The U.S. Capitol Police Department says the letter is not an official statement and that USCP does not take positions on proposed legislation.

WASHINGTON — The U.S. Capitol Police Department disavowed a letter Wednesday circulating on Capitol Hill and purporting to be from some of its members unhappy with Congressional Republicans’ decision to oppose a 9/11-style commission for the January 6 insurrection.

The letter, which was obtained by CBS News, was reportedly disseminated by Rep. Jamie Raskin’s (D-MD) office and written by a number of Capitol Police officers who live in his district. The letter appears on Capitol Police stationary, but was written anonymously and signed only “Proud Members of the United States Capitol Police.”

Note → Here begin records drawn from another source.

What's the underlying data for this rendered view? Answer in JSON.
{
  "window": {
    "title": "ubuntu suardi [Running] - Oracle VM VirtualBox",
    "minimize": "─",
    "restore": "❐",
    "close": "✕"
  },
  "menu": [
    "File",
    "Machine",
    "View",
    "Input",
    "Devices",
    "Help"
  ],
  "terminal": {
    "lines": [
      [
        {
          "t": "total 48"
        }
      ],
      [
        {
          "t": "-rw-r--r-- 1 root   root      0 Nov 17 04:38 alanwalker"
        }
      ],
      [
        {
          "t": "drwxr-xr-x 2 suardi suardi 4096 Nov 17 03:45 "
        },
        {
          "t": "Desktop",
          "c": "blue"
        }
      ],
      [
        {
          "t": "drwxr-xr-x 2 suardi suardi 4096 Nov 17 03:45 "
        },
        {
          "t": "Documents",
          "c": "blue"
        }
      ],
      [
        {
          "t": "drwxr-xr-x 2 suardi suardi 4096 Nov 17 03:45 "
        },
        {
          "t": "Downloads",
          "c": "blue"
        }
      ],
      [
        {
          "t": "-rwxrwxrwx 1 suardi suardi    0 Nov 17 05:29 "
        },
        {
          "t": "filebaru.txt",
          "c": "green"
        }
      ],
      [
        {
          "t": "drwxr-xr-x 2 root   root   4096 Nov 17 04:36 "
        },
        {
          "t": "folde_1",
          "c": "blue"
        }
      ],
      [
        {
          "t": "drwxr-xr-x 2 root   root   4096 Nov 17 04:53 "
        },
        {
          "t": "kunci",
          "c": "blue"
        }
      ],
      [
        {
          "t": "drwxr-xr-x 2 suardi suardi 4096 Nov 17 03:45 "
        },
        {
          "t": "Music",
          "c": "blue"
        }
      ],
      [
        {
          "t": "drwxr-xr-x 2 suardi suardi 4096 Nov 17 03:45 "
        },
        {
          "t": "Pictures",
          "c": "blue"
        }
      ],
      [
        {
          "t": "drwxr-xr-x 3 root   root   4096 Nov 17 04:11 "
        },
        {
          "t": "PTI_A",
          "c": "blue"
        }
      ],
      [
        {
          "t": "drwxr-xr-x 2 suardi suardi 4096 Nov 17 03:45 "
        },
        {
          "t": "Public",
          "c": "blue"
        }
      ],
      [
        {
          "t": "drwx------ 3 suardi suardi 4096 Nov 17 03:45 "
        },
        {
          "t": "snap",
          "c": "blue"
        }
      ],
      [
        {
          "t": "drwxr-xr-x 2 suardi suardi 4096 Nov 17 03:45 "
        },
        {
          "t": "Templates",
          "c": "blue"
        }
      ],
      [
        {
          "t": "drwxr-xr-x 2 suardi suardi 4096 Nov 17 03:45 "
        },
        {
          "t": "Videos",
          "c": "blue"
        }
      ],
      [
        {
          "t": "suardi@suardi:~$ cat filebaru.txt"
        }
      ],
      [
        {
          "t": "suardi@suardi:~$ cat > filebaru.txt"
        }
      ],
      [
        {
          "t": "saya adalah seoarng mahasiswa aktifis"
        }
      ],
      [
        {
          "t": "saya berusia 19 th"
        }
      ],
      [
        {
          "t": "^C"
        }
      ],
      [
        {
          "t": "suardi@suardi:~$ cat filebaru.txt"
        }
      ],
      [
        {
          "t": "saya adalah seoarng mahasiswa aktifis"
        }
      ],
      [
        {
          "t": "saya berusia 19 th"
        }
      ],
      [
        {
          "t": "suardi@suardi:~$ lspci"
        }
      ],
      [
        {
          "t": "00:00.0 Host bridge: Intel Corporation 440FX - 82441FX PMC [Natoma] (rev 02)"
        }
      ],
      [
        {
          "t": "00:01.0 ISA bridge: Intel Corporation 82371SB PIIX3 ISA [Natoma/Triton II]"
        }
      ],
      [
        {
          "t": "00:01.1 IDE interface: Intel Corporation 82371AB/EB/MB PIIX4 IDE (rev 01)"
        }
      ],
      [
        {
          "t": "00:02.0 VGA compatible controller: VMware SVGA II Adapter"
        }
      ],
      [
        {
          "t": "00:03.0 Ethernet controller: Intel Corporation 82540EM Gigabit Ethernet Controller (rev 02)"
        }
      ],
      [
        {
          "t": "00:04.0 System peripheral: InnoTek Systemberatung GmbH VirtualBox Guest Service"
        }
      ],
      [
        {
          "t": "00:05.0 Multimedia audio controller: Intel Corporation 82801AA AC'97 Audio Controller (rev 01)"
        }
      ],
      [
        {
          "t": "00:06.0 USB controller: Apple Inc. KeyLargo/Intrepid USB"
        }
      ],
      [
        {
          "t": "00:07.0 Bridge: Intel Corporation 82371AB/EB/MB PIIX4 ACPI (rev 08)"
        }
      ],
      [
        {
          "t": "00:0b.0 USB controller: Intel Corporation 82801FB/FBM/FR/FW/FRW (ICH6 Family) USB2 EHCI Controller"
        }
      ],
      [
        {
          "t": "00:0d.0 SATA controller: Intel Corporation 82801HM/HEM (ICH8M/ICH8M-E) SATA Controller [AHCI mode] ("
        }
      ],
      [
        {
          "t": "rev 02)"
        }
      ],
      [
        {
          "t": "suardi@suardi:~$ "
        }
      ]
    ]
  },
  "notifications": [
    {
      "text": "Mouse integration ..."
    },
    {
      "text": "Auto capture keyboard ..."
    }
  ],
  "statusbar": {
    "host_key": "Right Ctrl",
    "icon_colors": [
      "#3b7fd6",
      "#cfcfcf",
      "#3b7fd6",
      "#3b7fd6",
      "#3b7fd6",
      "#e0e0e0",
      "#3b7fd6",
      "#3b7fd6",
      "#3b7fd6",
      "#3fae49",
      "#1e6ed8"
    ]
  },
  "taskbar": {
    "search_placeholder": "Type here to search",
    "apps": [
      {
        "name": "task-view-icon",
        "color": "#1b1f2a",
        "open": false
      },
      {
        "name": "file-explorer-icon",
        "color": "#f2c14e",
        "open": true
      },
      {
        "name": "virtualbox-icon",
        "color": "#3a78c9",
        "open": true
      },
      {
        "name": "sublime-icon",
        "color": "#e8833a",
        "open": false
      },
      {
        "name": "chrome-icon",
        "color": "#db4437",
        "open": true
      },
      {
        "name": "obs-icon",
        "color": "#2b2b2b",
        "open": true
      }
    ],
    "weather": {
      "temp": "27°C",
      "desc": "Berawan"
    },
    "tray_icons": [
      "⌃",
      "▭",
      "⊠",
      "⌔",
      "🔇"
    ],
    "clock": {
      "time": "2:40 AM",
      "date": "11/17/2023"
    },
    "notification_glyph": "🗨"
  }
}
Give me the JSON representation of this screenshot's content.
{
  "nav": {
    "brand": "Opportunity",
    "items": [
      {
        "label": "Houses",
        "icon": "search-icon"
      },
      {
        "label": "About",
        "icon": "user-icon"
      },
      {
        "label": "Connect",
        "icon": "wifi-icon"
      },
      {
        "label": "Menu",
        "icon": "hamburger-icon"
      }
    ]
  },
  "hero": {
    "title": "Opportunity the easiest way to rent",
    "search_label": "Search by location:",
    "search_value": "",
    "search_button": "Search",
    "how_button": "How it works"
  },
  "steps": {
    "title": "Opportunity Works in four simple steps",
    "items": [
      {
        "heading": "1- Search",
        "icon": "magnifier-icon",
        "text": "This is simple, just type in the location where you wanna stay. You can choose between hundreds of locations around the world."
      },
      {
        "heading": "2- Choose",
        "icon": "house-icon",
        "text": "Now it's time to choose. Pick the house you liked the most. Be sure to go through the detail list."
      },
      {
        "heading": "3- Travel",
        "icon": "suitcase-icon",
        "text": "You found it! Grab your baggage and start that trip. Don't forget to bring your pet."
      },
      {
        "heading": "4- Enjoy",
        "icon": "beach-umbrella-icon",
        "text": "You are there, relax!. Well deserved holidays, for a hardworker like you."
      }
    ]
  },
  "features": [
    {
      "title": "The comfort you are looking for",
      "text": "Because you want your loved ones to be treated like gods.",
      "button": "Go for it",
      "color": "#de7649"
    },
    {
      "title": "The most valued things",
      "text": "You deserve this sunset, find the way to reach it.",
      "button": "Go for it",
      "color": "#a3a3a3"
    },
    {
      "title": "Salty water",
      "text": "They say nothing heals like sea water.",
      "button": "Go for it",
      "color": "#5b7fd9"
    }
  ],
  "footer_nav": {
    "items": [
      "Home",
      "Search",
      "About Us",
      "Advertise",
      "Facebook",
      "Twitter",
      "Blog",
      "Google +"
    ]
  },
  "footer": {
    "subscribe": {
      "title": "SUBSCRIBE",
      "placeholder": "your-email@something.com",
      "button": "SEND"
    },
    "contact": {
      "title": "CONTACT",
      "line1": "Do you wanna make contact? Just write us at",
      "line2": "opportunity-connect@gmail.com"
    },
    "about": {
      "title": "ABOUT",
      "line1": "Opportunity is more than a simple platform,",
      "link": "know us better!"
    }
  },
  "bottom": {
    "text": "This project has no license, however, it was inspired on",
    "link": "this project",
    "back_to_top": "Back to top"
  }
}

In the letter, the unnamed officers express their “profound disappointment” with minority leaders Rep. Kevin McCarthy and Sen. Mitch McConnell, who have both come out this week in opposition to a bipartisan compromise to form an independent commission to investigate the Capitol riot.

“The brave men and women of the USCP were subjected to hours and hours of physical trauma which has led to months of mental anguish,” the letter reads. “If you look around the Capitol building, you still have doors that are broken, windows still smashed and in some cases missing. Officers are forced to go to work with the daily reminder of what happened that dreadful day.”

Last week, the top Democrat and Republican on the House Homeland Security Committee – Rep. Bennie G. Thompson (D-MS) and Rep. John Katko (R-NY) unveiled a bipartisan agreement to form a January 6th Commission modeled after the investigation into the 9/11 terrorist attacks. Since then, however, House Minority Leader Kevin McCarthy and Senate Minority Leader Mitch McConnell have both come out against the plan – undermining good-faith negotiations by Katko and likely dooming the bill’s passage in the Senate, where 10 Republican votes would be required to overcome a filibuster.

On Wednesday, the family of Capitol Police Officer Howard “Howie” Liebengood, who took his own life after the insurrection, issued a statement calling for Congress to move forward with the commission. The anonymous Capitol Police letter echoes that call, saying members of Congress should respect the Capitol Police who took an oath to protect them enough to want to hold those responsible for January 6 accountable.

“It is inconceivable that some of the Members we protect would downplay the events of January 6th,” the letter says. “Member safety was dependent upon the heroic actions of USCP. It is a privileged assumption for Members to have the point of view that, ‘It wasn’t that bad.’ That privilege exists because the brave men and women of the USCP protected you, the Members.”

After the letter was posted on social media, the Capitol Police responded via the department’s official Twitter account to deny any responsibility for its creation.

“A statement is circulating on social media, which expresses an opinion about the proposed legislation to create a commission to investigate January 6,” USCP said in the tweet. “The is NOT an official USCP statement. The Department has no way of confirming it was even authored by USCP personnel. The U.S. Capitol Police does NOT take positions on legislation.”

The House took up the bill to create a January 6 commission for debate on Wednesday afternoon. It was expected to pass with some Republican support in the lower chamber. Ten Republicans in the Senate, along with every Democrat, would have to vote for it to pass in that chamber.